House Speaker Brian Bosma, R-Indianapolis, described Lehman, a 52-year-old insurance salesman, as “not a flashy person.” That made Lehman laugh, as did a newspaper’s description of him as lacking in charisma.
He was more pleased by Bosma’s description of him as someone who “seeks to find solutions.”
Lehman never has been able to solve his county’s horse manure problem. But he’s seen or been part of solutions to related problems.
As councilman, he took calls from citizens who complained about damage to county roads rendered by the spiked horseshoes worn by Amish buggy horses. The shoes prevent the horses from slipping on ice.
Adams County didn’t ban the horseshoes but adopted a small “buggy license” to offset the costs of repair.
As a legislator, Lehman was an early supporter of a law that allows religious exemptions to the state’s photo ID requirements, which were driven by security concerns after the 9/11 terrorist attacks.

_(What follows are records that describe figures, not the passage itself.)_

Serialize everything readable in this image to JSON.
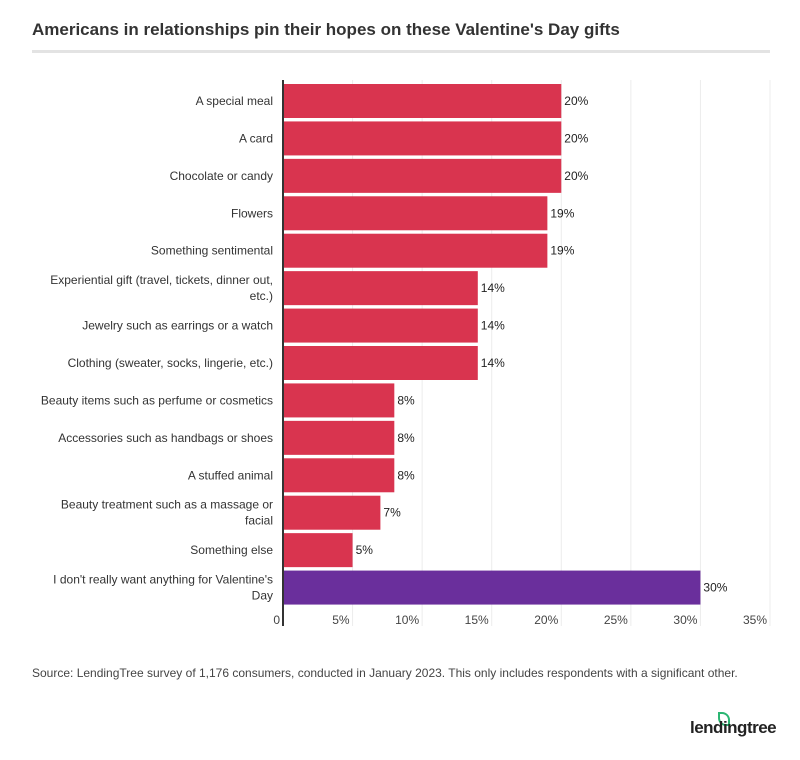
{
  "title": "Americans in relationships pin their hopes on these Valentine's Day gifts",
  "source": "Source: LendingTree survey of 1,176 consumers, conducted in January 2023. This only includes respondents with a significant other.",
  "logo": "lendingtree",
  "colors": {
    "primary": "#d9344f",
    "highlight": "#6a2f9c",
    "logo_leaf": "#2bb673"
  },
  "chart_data": {
    "type": "bar",
    "orientation": "horizontal",
    "title": "Americans in relationships pin their hopes on these Valentine's Day gifts",
    "categories": [
      [
        "A special meal"
      ],
      [
        "A card"
      ],
      [
        "Chocolate or candy"
      ],
      [
        "Flowers"
      ],
      [
        "Something sentimental"
      ],
      [
        "Experiential gift (travel, tickets, dinner out,",
        "etc.)"
      ],
      [
        "Jewelry such as earrings or a watch"
      ],
      [
        "Clothing (sweater, socks, lingerie, etc.)"
      ],
      [
        "Beauty items such as perfume or cosmetics"
      ],
      [
        "Accessories such as handbags or shoes"
      ],
      [
        "A stuffed animal"
      ],
      [
        "Beauty treatment such as a massage or",
        "facial"
      ],
      [
        "Something else"
      ],
      [
        "I don't really want anything for Valentine's",
        "Day"
      ]
    ],
    "values": [
      20,
      20,
      20,
      19,
      19,
      14,
      14,
      14,
      8,
      8,
      8,
      7,
      5,
      30
    ],
    "labels": [
      "20%",
      "20%",
      "20%",
      "19%",
      "19%",
      "14%",
      "14%",
      "14%",
      "8%",
      "8%",
      "8%",
      "7%",
      "5%",
      "30%"
    ],
    "highlighted_index": 13,
    "xlim": [
      0,
      35
    ],
    "xticks": [
      0,
      5,
      10,
      15,
      20,
      25,
      30,
      35
    ],
    "xtick_labels": [
      "0",
      "5%",
      "10%",
      "15%",
      "20%",
      "25%",
      "30%",
      "35%"
    ],
    "grid": "vertical",
    "xlabel": "",
    "ylabel": ""
  }
}
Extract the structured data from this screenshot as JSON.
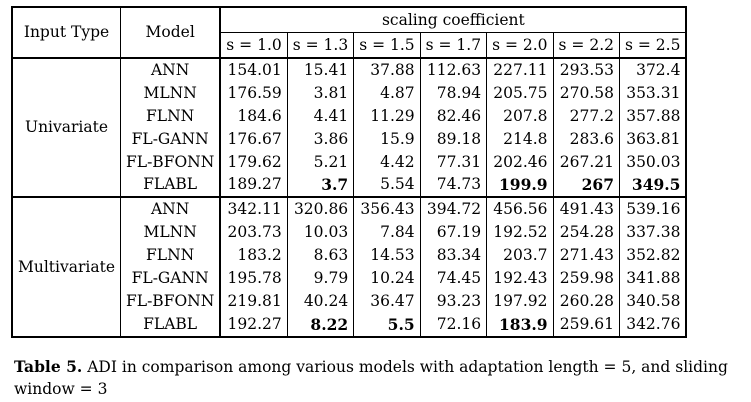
{
  "table": {
    "header": {
      "input_type": "Input Type",
      "model": "Model",
      "group": "scaling coefficient",
      "s_labels": [
        "s = 1.0",
        "s = 1.3",
        "s = 1.5",
        "s = 1.7",
        "s = 2.0",
        "s = 2.2",
        "s = 2.5"
      ]
    },
    "groups": [
      {
        "name": "Univariate",
        "rows": [
          {
            "model": "ANN",
            "values": [
              "154.01",
              "15.41",
              "37.88",
              "112.63",
              "227.11",
              "293.53",
              "372.4"
            ],
            "bold": [
              false,
              false,
              false,
              false,
              false,
              false,
              false
            ]
          },
          {
            "model": "MLNN",
            "values": [
              "176.59",
              "3.81",
              "4.87",
              "78.94",
              "205.75",
              "270.58",
              "353.31"
            ],
            "bold": [
              false,
              false,
              false,
              false,
              false,
              false,
              false
            ]
          },
          {
            "model": "FLNN",
            "values": [
              "184.6",
              "4.41",
              "11.29",
              "82.46",
              "207.8",
              "277.2",
              "357.88"
            ],
            "bold": [
              false,
              false,
              false,
              false,
              false,
              false,
              false
            ]
          },
          {
            "model": "FL-GANN",
            "values": [
              "176.67",
              "3.86",
              "15.9",
              "89.18",
              "214.8",
              "283.6",
              "363.81"
            ],
            "bold": [
              false,
              false,
              false,
              false,
              false,
              false,
              false
            ]
          },
          {
            "model": "FL-BFONN",
            "values": [
              "179.62",
              "5.21",
              "4.42",
              "77.31",
              "202.46",
              "267.21",
              "350.03"
            ],
            "bold": [
              false,
              false,
              false,
              false,
              false,
              false,
              false
            ]
          },
          {
            "model": "FLABL",
            "values": [
              "189.27",
              "3.7",
              "5.54",
              "74.73",
              "199.9",
              "267",
              "349.5"
            ],
            "bold": [
              false,
              true,
              false,
              false,
              true,
              true,
              true
            ]
          }
        ]
      },
      {
        "name": "Multivariate",
        "rows": [
          {
            "model": "ANN",
            "values": [
              "342.11",
              "320.86",
              "356.43",
              "394.72",
              "456.56",
              "491.43",
              "539.16"
            ],
            "bold": [
              false,
              false,
              false,
              false,
              false,
              false,
              false
            ]
          },
          {
            "model": "MLNN",
            "values": [
              "203.73",
              "10.03",
              "7.84",
              "67.19",
              "192.52",
              "254.28",
              "337.38"
            ],
            "bold": [
              false,
              false,
              false,
              false,
              false,
              false,
              false
            ]
          },
          {
            "model": "FLNN",
            "values": [
              "183.2",
              "8.63",
              "14.53",
              "83.34",
              "203.7",
              "271.43",
              "352.82"
            ],
            "bold": [
              false,
              false,
              false,
              false,
              false,
              false,
              false
            ]
          },
          {
            "model": "FL-GANN",
            "values": [
              "195.78",
              "9.79",
              "10.24",
              "74.45",
              "192.43",
              "259.98",
              "341.88"
            ],
            "bold": [
              false,
              false,
              false,
              false,
              false,
              false,
              false
            ]
          },
          {
            "model": "FL-BFONN",
            "values": [
              "219.81",
              "40.24",
              "36.47",
              "93.23",
              "197.92",
              "260.28",
              "340.58"
            ],
            "bold": [
              false,
              false,
              false,
              false,
              false,
              false,
              false
            ]
          },
          {
            "model": "FLABL",
            "values": [
              "192.27",
              "8.22",
              "5.5",
              "72.16",
              "183.9",
              "259.61",
              "342.76"
            ],
            "bold": [
              false,
              true,
              true,
              false,
              true,
              false,
              false
            ]
          }
        ]
      }
    ]
  },
  "caption": {
    "label": "Table 5.",
    "text": " ADI in comparison among various models with adaptation length = 5, and sliding window = 3"
  }
}
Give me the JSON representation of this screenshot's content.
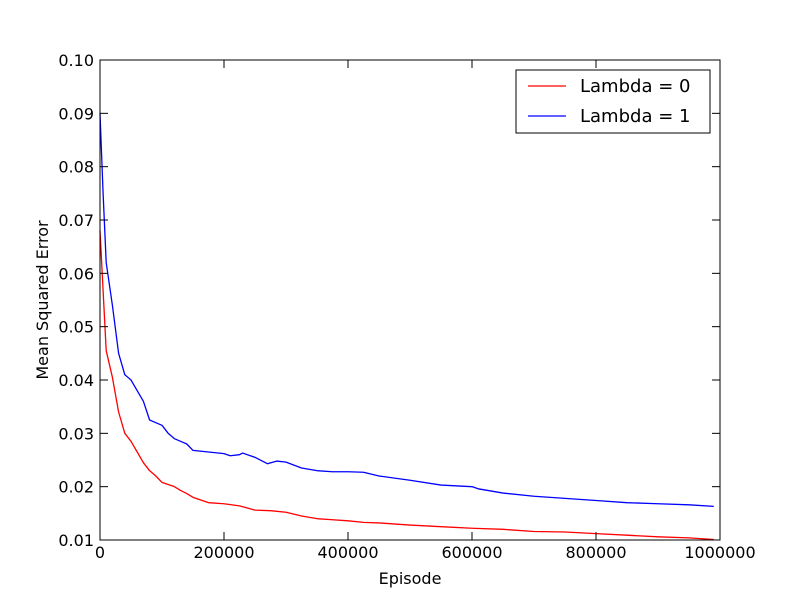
{
  "chart_data": {
    "type": "line",
    "title": "",
    "xlabel": "Episode",
    "ylabel": "Mean Squared Error",
    "xlim": [
      0,
      1000000
    ],
    "ylim": [
      0.01,
      0.1
    ],
    "xticks": [
      0,
      200000,
      400000,
      600000,
      800000,
      1000000
    ],
    "xtick_labels": [
      "0",
      "200000",
      "400000",
      "600000",
      "800000",
      "1000000"
    ],
    "yticks": [
      0.01,
      0.02,
      0.03,
      0.04,
      0.05,
      0.06,
      0.07,
      0.08,
      0.09,
      0.1
    ],
    "ytick_labels": [
      "0.01",
      "0.02",
      "0.03",
      "0.04",
      "0.05",
      "0.06",
      "0.07",
      "0.08",
      "0.09",
      "0.10"
    ],
    "grid": false,
    "legend": "top-right",
    "series": [
      {
        "name": "Lambda = 0",
        "color": "#ff0000",
        "x": [
          0,
          10000,
          20000,
          30000,
          40000,
          50000,
          60000,
          70000,
          80000,
          90000,
          100000,
          120000,
          130000,
          140000,
          150000,
          175000,
          200000,
          225000,
          250000,
          275000,
          300000,
          325000,
          350000,
          375000,
          400000,
          425000,
          450000,
          500000,
          550000,
          600000,
          650000,
          700000,
          750000,
          800000,
          850000,
          900000,
          950000,
          990000
        ],
        "y": [
          0.068,
          0.0455,
          0.0405,
          0.034,
          0.03,
          0.0285,
          0.0265,
          0.0245,
          0.023,
          0.022,
          0.0208,
          0.02,
          0.0193,
          0.0187,
          0.018,
          0.017,
          0.0168,
          0.0164,
          0.0156,
          0.0155,
          0.0152,
          0.0145,
          0.014,
          0.0138,
          0.0136,
          0.0133,
          0.0132,
          0.0128,
          0.0125,
          0.0122,
          0.012,
          0.0116,
          0.0115,
          0.0112,
          0.0109,
          0.0106,
          0.0104,
          0.0101
        ]
      },
      {
        "name": "Lambda = 1",
        "color": "#0000ff",
        "x": [
          0,
          5000,
          10000,
          20000,
          30000,
          40000,
          50000,
          60000,
          70000,
          80000,
          90000,
          100000,
          110000,
          120000,
          130000,
          140000,
          150000,
          175000,
          200000,
          210000,
          225000,
          230000,
          250000,
          270000,
          285000,
          300000,
          325000,
          350000,
          375000,
          400000,
          425000,
          450000,
          500000,
          550000,
          600000,
          610000,
          650000,
          700000,
          750000,
          800000,
          850000,
          900000,
          950000,
          990000
        ],
        "y": [
          0.09,
          0.075,
          0.062,
          0.054,
          0.045,
          0.041,
          0.04,
          0.038,
          0.036,
          0.0325,
          0.032,
          0.0315,
          0.03,
          0.029,
          0.0285,
          0.028,
          0.0268,
          0.0265,
          0.0262,
          0.0258,
          0.026,
          0.0263,
          0.0255,
          0.0243,
          0.0248,
          0.0246,
          0.0235,
          0.023,
          0.0228,
          0.0228,
          0.0227,
          0.022,
          0.0212,
          0.0203,
          0.02,
          0.0196,
          0.0188,
          0.0182,
          0.0178,
          0.0174,
          0.017,
          0.0168,
          0.0166,
          0.0163
        ]
      }
    ]
  }
}
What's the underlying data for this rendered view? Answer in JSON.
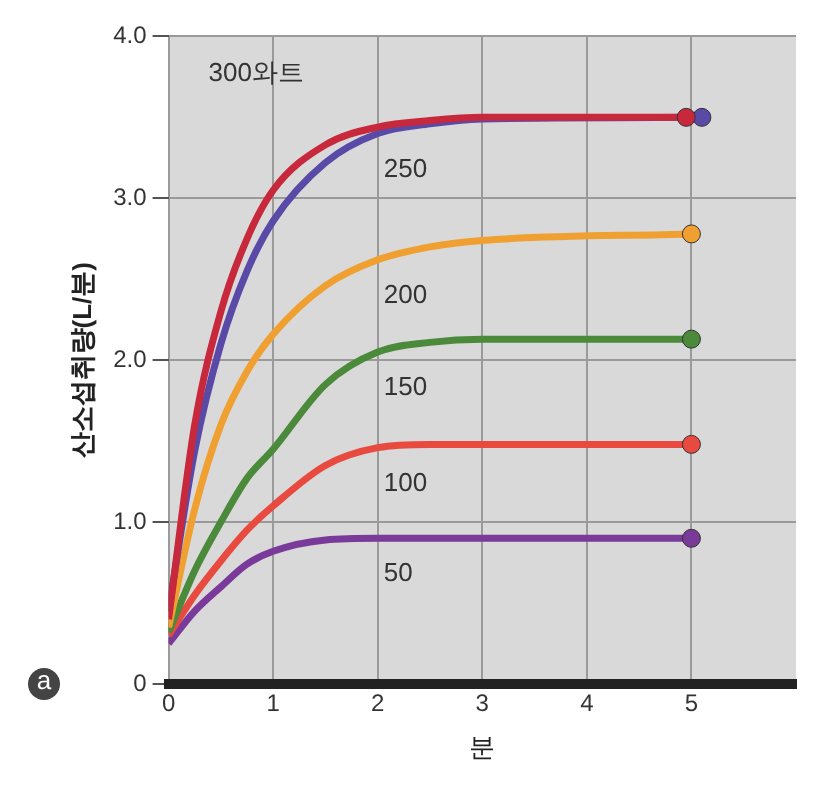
{
  "chart_data": {
    "type": "line",
    "xlabel": "분",
    "ylabel": "산소섭취량(L/분)",
    "annotations": [
      "a"
    ],
    "xlim": [
      0,
      6
    ],
    "xticks": [
      0,
      1,
      2,
      3,
      4,
      5
    ],
    "ylim": [
      0,
      4
    ],
    "yticks": [
      0,
      {
        "value": 1,
        "label": "1.0"
      },
      {
        "value": 2,
        "label": "2.0"
      },
      {
        "value": 3,
        "label": "3.0"
      },
      {
        "value": 4,
        "label": "4.0"
      }
    ],
    "grid": true,
    "legend": false,
    "line_style": "solid",
    "series": [
      {
        "name": "300와트",
        "color": "#c8283c",
        "x": [
          0,
          0.25,
          0.5,
          0.75,
          1,
          1.5,
          2,
          2.5,
          3,
          4.95
        ],
        "values": [
          0.4,
          1.6,
          2.3,
          2.75,
          3.05,
          3.33,
          3.44,
          3.48,
          3.5,
          3.5
        ]
      },
      {
        "name": "250",
        "color": "#5a4aa8",
        "x": [
          0,
          0.25,
          0.5,
          0.75,
          1,
          1.5,
          2,
          2.5,
          3,
          5.1
        ],
        "values": [
          0.45,
          1.44,
          2.1,
          2.55,
          2.86,
          3.22,
          3.4,
          3.46,
          3.49,
          3.5
        ]
      },
      {
        "name": "200",
        "color": "#f0a030",
        "x": [
          0,
          0.25,
          0.5,
          0.75,
          1,
          1.5,
          2,
          2.5,
          3,
          5
        ],
        "values": [
          0.35,
          1.08,
          1.6,
          1.93,
          2.16,
          2.46,
          2.62,
          2.7,
          2.74,
          2.78
        ]
      },
      {
        "name": "150",
        "color": "#4a8a3a",
        "x": [
          0,
          0.25,
          0.5,
          0.75,
          1,
          1.5,
          2,
          2.5,
          3,
          5
        ],
        "values": [
          0.32,
          0.7,
          1.0,
          1.27,
          1.45,
          1.85,
          2.05,
          2.11,
          2.13,
          2.13
        ]
      },
      {
        "name": "100",
        "color": "#e84a40",
        "x": [
          0,
          0.25,
          0.5,
          0.75,
          1,
          1.5,
          2,
          2.5,
          5
        ],
        "values": [
          0.3,
          0.55,
          0.76,
          0.95,
          1.1,
          1.35,
          1.46,
          1.48,
          1.48
        ]
      },
      {
        "name": "50",
        "color": "#7a3a9a",
        "x": [
          0,
          0.25,
          0.5,
          0.75,
          1,
          1.5,
          2,
          5
        ],
        "values": [
          0.25,
          0.45,
          0.6,
          0.74,
          0.82,
          0.89,
          0.9,
          0.9
        ]
      }
    ]
  }
}
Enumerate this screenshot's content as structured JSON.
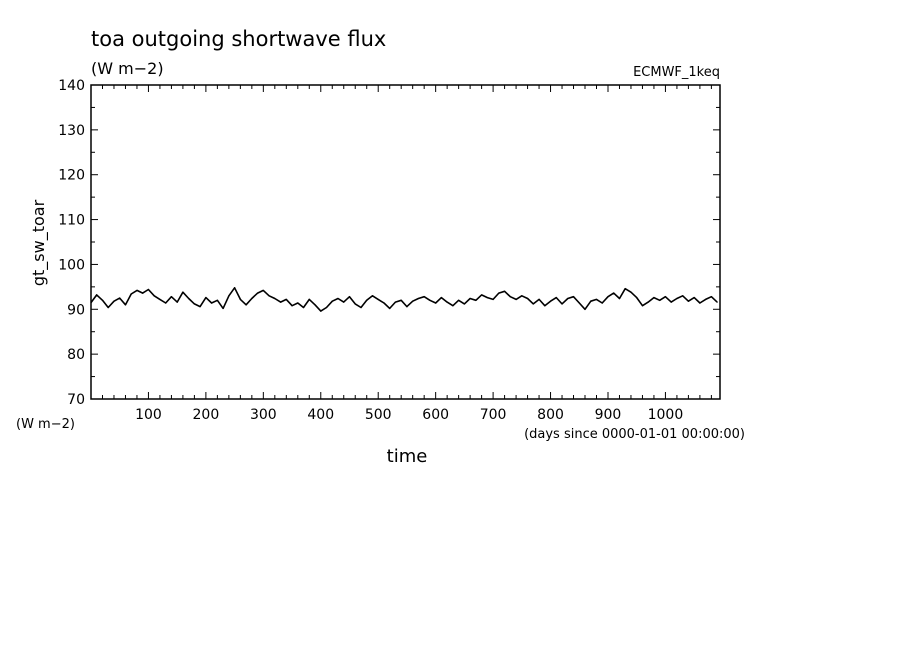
{
  "title": "toa outgoing shortwave flux",
  "units_top": "(W m−2)",
  "dataset": "ECMWF_1keq",
  "y_axis_label": "gt_sw_toar",
  "y_unit_label": "(W m−2)",
  "x_axis_label": "time",
  "x_unit_label": "(days since 0000-01-01 00:00:00)",
  "chart_data": {
    "type": "line",
    "title": "toa outgoing shortwave flux",
    "xlabel": "time",
    "ylabel": "gt_sw_toar",
    "xlim": [
      0,
      1095
    ],
    "ylim": [
      70,
      140
    ],
    "x_ticks": [
      100,
      200,
      300,
      400,
      500,
      600,
      700,
      800,
      900,
      1000
    ],
    "y_ticks": [
      70,
      80,
      90,
      100,
      110,
      120,
      130,
      140
    ],
    "series": [
      {
        "x": [
          0,
          10,
          20,
          30,
          40,
          50,
          60,
          70,
          80,
          90,
          100,
          110,
          120,
          130,
          140,
          150,
          160,
          170,
          180,
          190,
          200,
          210,
          220,
          230,
          240,
          250,
          260,
          270,
          280,
          290,
          300,
          310,
          320,
          330,
          340,
          350,
          360,
          370,
          380,
          390,
          400,
          410,
          420,
          430,
          440,
          450,
          460,
          470,
          480,
          490,
          500,
          510,
          520,
          530,
          540,
          550,
          560,
          570,
          580,
          590,
          600,
          610,
          620,
          630,
          640,
          650,
          660,
          670,
          680,
          690,
          700,
          710,
          720,
          730,
          740,
          750,
          760,
          770,
          780,
          790,
          800,
          810,
          820,
          830,
          840,
          850,
          860,
          870,
          880,
          890,
          900,
          910,
          920,
          930,
          940,
          950,
          960,
          970,
          980,
          990,
          1000,
          1010,
          1020,
          1030,
          1040,
          1050,
          1060,
          1070,
          1080,
          1090
        ],
        "values": [
          91.5,
          93.2,
          92.0,
          90.4,
          91.8,
          92.5,
          91.0,
          93.4,
          94.2,
          93.6,
          94.4,
          93.0,
          92.2,
          91.4,
          92.8,
          91.6,
          93.8,
          92.4,
          91.2,
          90.6,
          92.6,
          91.4,
          92.0,
          90.2,
          93.0,
          94.8,
          92.2,
          91.0,
          92.4,
          93.6,
          94.2,
          93.0,
          92.4,
          91.6,
          92.2,
          90.8,
          91.4,
          90.4,
          92.2,
          91.0,
          89.6,
          90.4,
          91.8,
          92.4,
          91.6,
          92.8,
          91.2,
          90.4,
          92.0,
          93.0,
          92.2,
          91.4,
          90.2,
          91.6,
          92.0,
          90.6,
          91.8,
          92.4,
          92.8,
          92.0,
          91.4,
          92.6,
          91.6,
          90.8,
          92.0,
          91.2,
          92.4,
          92.0,
          93.2,
          92.6,
          92.2,
          93.6,
          94.0,
          92.8,
          92.2,
          93.0,
          92.4,
          91.2,
          92.2,
          90.8,
          91.8,
          92.6,
          91.2,
          92.4,
          92.8,
          91.4,
          90.0,
          91.8,
          92.2,
          91.4,
          92.8,
          93.6,
          92.4,
          94.6,
          93.8,
          92.6,
          90.8,
          91.6,
          92.6,
          92.0,
          92.8,
          91.6,
          92.4,
          93.0,
          91.8,
          92.6,
          91.4,
          92.2,
          92.8,
          91.6
        ]
      }
    ]
  }
}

The law lets the Indiana Bureau of Motor Vehicles issue photo-less IDs to the Amish, many of whom observe a biblical prohibition against “graven images.” The bureau now takes a facial recognition scan instead and keeps that on file.
Lehman also has sponsored legislation to help Amish farmers opt out of mandatory city sewer connections where sewer districts expanded, if they could show they had working septic tanks. For the Amish in his district, even a sewer line was too much connection to the outside world.
This year, Lehman carried a bill that eased insurance requirements for drivers in emerging ride-sharing services. He based it on years of experience working with the Amish, who have long paid non-Amish van drivers to take them to places not easily accessible by buggy.
“I’ve had Uber drivers in my county for years,” he joked. “Only they’re called ‘Amish haulers.’ “
As floor majority leader, Lehman is charged with a more onerous task — delivering GOP priorities to the governor’s desk — and a heightened role as a solution seeker.
He faces controversy right away. His conservative colleagues want to use “religious freedom” as pretext to combat efforts to expand the state’s civil rights law to include sexual orientation and gender identity.
Lehman doesn’t know how that will shake out. Advocates on both sides are declaring that no compromise is available.
That suggestion goes against Lehman’s grain.
“I try to be a consensus builder,” he said. “I’m not one of those guys who goes into a back room to twist arms.”